Meski demikian, dia mengakui teknologi untuk mengembangkan EBT sangat mahal, terutama bagi negara berkembang seperti Indonesia.
“Saya sering mengatakan begini, kita setuju dengan global, net zero emission, menurunkan emisi gas rumah kaca [GRK]. Akan tetapi, selama teknologinya masih mahal dan ekonomi kita belum kuat, kita harus menyesuaikan diri dengan kondisi kita,” tutur Bahlil dalam agenda Indonesia Mining Summit 2024.

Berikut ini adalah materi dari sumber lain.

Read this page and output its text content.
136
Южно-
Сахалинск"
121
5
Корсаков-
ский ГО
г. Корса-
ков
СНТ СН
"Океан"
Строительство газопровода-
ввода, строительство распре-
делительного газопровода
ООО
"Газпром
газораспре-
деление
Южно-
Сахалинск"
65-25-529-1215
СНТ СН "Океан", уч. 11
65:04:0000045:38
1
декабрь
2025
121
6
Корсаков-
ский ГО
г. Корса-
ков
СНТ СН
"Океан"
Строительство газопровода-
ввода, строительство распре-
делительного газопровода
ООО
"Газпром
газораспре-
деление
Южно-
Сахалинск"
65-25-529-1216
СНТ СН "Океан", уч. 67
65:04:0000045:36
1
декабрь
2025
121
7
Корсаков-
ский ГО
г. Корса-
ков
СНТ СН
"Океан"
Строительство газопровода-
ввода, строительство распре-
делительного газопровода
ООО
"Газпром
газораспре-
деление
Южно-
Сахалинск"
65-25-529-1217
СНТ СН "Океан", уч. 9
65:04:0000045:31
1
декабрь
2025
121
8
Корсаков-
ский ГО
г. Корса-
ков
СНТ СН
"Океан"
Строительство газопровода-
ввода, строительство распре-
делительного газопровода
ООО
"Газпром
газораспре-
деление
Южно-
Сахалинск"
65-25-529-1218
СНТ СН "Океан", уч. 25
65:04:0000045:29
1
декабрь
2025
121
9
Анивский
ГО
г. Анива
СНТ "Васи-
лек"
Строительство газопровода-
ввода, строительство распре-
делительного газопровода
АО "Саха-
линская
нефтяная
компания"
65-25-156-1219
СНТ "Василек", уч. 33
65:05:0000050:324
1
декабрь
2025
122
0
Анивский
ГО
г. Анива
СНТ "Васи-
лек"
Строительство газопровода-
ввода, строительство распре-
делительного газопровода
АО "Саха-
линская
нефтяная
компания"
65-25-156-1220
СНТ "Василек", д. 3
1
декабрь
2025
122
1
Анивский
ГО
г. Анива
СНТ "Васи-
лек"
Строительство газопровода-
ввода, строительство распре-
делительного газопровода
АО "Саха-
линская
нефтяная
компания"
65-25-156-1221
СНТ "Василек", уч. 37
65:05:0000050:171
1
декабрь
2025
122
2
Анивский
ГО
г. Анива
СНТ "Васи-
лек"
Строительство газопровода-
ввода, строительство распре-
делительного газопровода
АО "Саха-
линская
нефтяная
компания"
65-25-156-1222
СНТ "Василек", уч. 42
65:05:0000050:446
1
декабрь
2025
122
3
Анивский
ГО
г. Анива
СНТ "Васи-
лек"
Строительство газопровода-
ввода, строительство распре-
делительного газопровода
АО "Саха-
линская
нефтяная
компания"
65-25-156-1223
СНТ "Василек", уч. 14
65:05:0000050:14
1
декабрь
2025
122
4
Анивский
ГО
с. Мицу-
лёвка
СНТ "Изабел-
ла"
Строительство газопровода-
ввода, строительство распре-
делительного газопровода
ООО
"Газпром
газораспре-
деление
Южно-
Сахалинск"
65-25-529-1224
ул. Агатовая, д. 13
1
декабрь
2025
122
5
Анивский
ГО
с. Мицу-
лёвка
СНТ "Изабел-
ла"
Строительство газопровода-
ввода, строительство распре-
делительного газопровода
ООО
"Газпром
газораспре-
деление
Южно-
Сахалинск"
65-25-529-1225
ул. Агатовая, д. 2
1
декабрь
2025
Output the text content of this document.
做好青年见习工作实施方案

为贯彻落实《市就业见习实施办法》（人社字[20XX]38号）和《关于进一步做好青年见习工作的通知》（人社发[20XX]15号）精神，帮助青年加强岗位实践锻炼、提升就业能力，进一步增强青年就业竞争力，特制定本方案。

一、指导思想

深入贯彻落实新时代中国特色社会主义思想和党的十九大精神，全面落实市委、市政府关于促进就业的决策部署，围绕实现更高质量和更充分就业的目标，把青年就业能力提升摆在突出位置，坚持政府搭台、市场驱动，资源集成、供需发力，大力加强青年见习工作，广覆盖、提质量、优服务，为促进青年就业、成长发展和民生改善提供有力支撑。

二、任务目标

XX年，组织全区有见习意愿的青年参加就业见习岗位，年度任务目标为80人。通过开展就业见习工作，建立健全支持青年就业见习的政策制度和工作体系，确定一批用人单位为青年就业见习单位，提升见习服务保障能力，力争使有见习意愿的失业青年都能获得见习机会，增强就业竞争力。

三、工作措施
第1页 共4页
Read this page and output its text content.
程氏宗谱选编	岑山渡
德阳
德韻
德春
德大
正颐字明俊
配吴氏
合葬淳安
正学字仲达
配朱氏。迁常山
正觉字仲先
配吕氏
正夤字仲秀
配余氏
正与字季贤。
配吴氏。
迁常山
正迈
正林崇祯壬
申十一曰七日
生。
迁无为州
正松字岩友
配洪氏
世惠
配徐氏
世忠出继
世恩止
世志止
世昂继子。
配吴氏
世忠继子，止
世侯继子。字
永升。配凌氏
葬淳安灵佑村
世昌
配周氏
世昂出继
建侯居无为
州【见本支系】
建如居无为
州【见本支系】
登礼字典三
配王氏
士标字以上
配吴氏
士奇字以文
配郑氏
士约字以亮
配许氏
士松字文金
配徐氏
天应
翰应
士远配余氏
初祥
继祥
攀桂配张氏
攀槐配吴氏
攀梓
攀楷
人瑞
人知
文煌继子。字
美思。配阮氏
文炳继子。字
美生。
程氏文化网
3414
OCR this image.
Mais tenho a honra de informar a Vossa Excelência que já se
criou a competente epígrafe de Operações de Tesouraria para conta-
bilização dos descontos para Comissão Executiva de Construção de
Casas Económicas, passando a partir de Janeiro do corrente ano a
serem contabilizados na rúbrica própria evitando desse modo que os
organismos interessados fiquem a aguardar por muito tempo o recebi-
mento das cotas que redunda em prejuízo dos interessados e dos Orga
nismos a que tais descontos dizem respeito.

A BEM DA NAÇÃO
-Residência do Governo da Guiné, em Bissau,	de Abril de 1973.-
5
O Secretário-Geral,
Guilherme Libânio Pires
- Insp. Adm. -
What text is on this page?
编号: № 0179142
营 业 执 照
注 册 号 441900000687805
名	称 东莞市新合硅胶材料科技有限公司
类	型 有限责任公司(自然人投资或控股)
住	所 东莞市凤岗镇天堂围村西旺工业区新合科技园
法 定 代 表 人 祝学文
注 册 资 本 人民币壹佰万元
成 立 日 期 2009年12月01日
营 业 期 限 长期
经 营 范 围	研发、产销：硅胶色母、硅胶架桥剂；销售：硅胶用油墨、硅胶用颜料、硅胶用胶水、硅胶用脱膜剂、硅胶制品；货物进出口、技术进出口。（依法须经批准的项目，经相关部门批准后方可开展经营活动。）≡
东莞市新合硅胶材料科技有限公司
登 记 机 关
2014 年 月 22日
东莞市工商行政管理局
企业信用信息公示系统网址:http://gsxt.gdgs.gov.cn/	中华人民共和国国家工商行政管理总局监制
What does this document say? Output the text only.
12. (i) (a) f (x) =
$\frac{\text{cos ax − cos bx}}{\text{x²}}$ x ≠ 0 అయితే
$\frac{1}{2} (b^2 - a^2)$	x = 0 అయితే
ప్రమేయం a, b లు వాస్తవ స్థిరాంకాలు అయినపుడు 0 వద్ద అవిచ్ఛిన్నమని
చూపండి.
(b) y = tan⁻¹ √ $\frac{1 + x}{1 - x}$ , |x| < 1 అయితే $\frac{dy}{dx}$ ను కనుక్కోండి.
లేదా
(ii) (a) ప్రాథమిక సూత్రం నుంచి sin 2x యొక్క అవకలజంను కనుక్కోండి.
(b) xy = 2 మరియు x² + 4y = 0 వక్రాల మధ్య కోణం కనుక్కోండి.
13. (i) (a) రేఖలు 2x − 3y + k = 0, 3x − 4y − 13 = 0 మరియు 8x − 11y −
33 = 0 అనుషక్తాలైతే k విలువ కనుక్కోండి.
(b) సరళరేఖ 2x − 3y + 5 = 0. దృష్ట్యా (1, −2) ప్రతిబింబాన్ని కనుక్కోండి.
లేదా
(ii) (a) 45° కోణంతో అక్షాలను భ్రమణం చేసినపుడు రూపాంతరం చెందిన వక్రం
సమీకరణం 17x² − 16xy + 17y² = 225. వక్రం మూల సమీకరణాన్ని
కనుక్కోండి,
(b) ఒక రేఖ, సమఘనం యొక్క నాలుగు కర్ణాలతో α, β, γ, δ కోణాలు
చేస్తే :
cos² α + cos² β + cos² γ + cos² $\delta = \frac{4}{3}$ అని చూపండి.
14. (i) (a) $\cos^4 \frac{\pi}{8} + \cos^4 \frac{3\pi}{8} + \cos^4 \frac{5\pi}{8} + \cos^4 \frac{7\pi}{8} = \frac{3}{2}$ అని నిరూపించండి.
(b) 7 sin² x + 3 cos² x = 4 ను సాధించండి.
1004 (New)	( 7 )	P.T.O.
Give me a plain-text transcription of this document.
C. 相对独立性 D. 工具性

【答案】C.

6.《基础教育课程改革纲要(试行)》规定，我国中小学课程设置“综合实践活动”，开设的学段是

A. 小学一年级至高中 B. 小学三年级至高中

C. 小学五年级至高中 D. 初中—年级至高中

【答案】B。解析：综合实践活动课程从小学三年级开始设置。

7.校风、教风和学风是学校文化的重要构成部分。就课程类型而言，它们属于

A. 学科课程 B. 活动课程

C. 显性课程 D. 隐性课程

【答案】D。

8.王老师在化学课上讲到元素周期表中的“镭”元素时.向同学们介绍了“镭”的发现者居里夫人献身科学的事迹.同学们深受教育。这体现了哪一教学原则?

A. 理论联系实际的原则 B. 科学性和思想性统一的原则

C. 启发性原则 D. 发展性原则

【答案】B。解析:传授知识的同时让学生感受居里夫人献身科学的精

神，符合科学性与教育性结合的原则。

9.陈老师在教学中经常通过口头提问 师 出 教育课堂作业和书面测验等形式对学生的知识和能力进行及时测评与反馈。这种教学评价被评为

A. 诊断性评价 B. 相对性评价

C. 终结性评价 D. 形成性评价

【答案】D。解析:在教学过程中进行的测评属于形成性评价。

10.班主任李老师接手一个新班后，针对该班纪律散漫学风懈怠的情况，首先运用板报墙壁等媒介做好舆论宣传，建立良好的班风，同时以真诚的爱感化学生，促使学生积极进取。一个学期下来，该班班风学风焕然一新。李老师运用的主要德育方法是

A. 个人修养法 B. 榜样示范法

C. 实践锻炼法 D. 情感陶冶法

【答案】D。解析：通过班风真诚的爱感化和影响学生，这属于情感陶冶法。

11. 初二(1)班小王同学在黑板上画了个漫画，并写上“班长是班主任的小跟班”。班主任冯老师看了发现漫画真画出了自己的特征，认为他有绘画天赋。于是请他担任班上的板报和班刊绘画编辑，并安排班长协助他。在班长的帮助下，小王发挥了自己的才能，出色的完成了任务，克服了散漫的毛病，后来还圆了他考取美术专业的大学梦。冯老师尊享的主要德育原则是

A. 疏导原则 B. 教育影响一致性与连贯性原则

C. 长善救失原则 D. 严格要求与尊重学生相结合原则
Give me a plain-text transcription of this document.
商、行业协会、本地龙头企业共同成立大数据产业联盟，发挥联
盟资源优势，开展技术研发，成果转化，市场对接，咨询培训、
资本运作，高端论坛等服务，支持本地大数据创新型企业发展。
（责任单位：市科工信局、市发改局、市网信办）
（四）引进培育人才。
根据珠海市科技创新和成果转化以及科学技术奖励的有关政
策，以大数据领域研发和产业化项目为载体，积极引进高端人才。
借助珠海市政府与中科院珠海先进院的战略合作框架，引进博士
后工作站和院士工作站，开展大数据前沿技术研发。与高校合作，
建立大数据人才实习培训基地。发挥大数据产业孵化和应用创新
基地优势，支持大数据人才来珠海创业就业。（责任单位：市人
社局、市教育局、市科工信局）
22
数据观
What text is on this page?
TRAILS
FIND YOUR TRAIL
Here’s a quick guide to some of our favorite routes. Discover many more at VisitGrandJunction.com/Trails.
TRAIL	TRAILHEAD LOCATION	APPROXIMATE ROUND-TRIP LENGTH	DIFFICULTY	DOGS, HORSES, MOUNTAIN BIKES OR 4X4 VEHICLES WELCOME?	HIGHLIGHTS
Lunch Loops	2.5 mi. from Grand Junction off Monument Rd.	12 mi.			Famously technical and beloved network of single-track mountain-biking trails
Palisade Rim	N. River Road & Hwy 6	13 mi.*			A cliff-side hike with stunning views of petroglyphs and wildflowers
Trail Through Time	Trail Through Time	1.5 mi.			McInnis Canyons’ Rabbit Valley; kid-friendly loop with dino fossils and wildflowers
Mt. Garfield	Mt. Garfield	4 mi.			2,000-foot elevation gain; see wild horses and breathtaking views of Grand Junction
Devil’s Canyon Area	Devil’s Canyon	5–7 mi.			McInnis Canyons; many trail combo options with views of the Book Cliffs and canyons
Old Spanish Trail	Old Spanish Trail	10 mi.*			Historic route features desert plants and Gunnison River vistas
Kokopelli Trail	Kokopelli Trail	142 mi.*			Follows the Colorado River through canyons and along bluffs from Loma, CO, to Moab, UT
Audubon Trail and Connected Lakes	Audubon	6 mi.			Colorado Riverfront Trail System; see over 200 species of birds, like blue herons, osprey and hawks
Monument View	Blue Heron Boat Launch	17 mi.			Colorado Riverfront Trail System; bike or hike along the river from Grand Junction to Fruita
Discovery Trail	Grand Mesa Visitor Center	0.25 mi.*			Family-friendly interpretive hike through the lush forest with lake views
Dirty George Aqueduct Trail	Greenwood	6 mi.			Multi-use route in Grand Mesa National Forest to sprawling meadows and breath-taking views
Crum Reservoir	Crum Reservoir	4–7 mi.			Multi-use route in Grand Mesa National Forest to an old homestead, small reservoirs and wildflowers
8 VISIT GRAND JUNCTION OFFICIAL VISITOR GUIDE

Bahlil meyakinkan para pengusaha batu bara untuk tidak ragu melanjutkan dan mengembangkan industri batu baranya. Dia menegaskan komoditas itu masih sangat penting bagi kedaulatan energi.
"Batu bara, sampai dengan hari ini, kami masih menganggap sebagai salah satu energi yang cukup kompetitif, murah, dan bisa menghasilkan biaya yang kompetitif untuk menghasilkan produk," ungkap Bahlil.
Plh Ketua Dewan Energi Nasional (DEN) itu bahkan menyinggung masih banyak negara Eropa yang memesan batu bara dari Indonesia hingga kini.
"Jadi kami tetap masih menganggap yang pengusaha-pengusaha di batu bara lanjut terus. Tidak ada masalah. Apalagi kalau produksi bagus, PNBP [penerimaan negara bukan pajak] bagus, pertumbuhan ekonomi daerah bagus, tidak ada masalah," ucap Bahlil.
Kendati demikian, dia juga meminta para pengusaha tambang batu bara tak terlena karena Indonesia akan secara bertahap melakukan transisi energi dan hilirisasi.
Kementerian ESDM melaporkan kontribusi sektor pertambangan mineral dan batu bara (minerba) terhadap produk domestik bruto (PDB) Indonesia sepanjang 2023 mencapai Rp2.198 triliun.
Direktur Jenderal Minerba Kementerian ESDM Tri Winarno mengatakan hasil rekapitulasi tersebut setara dengan 10,5% dari total PDB Indonesia yang bernilai Rp20.892 triliun tahun lalu.
"Nilai ini sangat signifikan dan harus kita pertahankan bahkan ditingkatkan," ujarnya melalui pernyataan resmi kementerian, akhir November.
Tri menerangkan untuk periode 2025—2029, kontribusi sektor pertambangan diharapkan terus naik seiring dengan target pemerintahan Presiden Prabowo Subianto untuk mencapai rerata pertumbuhan ekonomi nasional 8%.